When we read these out of our naturally legalistic hearts, we interpret them as isolated commands; some are poor in spirit, others are pure in heart, and so forth. And so we ask the “enough” questions as a result:
- Am I poor in spirit enough?
- How do I get more humble?
- I need to be more merciful, so I’ve got to get to work on that.
But that’s not what the text says. Instead, the passage collectively describes the sort of person whom God calls blessed. It is a declaration of God’s grace, before Jesus offers any commands.
In the same way, think about Galatians 5:22-23: “…the fruit of the Spirit is love, joy, peace, patience, kindness, goodness, faithfulness, gentleness and self-control.” It’s so easy for us to turn fruit into an end goal—something that we can white knuckle our way toward. But fruit is exactly that: fruit. It’s not something we can make happen; it’s the result of the Spirit’s work in us as we live faithfully in light of what Christ has done for us.
We do the same with the description of the early church in Acts 2 and 3, where we read that the believers were selling their possessions and sharing all they had with anyone who had need. So where we can too easily go is to assume this is prescriptive—that it is a specific instruction for us to follow. But the description is exactly that—a description—and we need to see it for what it is: a beautiful picture of the gospel at work in the lives of His people.

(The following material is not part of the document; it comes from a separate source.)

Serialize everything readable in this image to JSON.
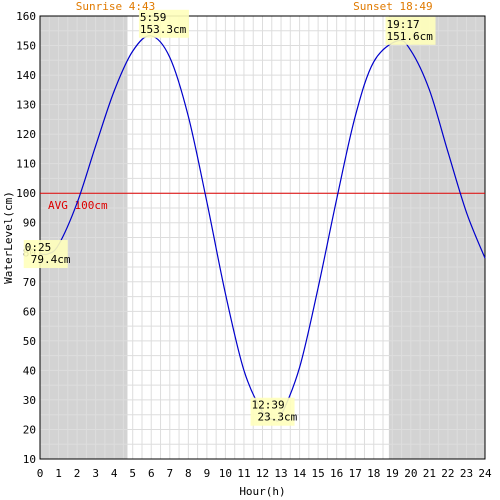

And that’s the point we have to remember: The New Testament is not a new law; it is good news. In it, we learn how Christ completed the Law for us and by faith, His righteousness becomes ours. God gives us grace, and we live in response to it. That is such good news, isn’t it?
We live in light of the end of the story.
It’s not easy to live faithfully in this world. We can look around at what’s going on socially or politically, and it’s tempting to lose hope. Worse, we can live in fear, looking for signs of the end. But this isn’t what God has intended for us. He has shown us how the story ends—and it is good news!
The story ends with the defeat of sin. Jesus will come back and put an end to the serpent once and for all. Sin will be no more, and death will die, and God’s people will rejoice.
The story ends with comfort for God’s people. When Jesus comes to put the final nail in sin’s coffin, He will wipe every tear from every eye of every one of us. Jesus cares deeply for every single one of His people, and He will comfort each of us when He makes all things new.
The story ends And the story ends with a promise: “I am coming soon.” This is such good news. We know there’s no question over if Jesus will be victorious. We know that there’s no doubt that He will return. But He gives us confidence that He will be coming “soon.” And we have the opportunity to share this hope with others while we wait for “soon” to become “now.”
That’s what seeing the Bible as one big story does—it changes how we see the Old Testament by giving us a foundation for the gospel; it changes how we see the New Testament, by reminding us that it is not a new law but good news. And it changes how we live right now because we know the end of the story.
It changes everything.
Responding to the Big Story
So how should we respond to this? What can we do, or should we do, in response to what we’ve heard today? Let me offer three encouragements as we close:
First, we should repent. We should turn away from our old thinking, our tendency to reduce God’s Word into a book of rules and inspirational stories. He wants us to see something bigger in Scripture—that the gospel is at work from beginning to end.
Second, we should pray. Pray that God would help us to see the Bible for what it is. If all Scripture testifies to Jesus, then we want to see it. So let’s ask the Lord to help us. He will surely do it.
Third, we should pursue. This good news is too good to be kept to ourselves. We want to encourage others to see it as well and join us in this mission we’ve been called to—to make Christ known to people of every tribe, tongue and nation until there is no one left who needs to hear it.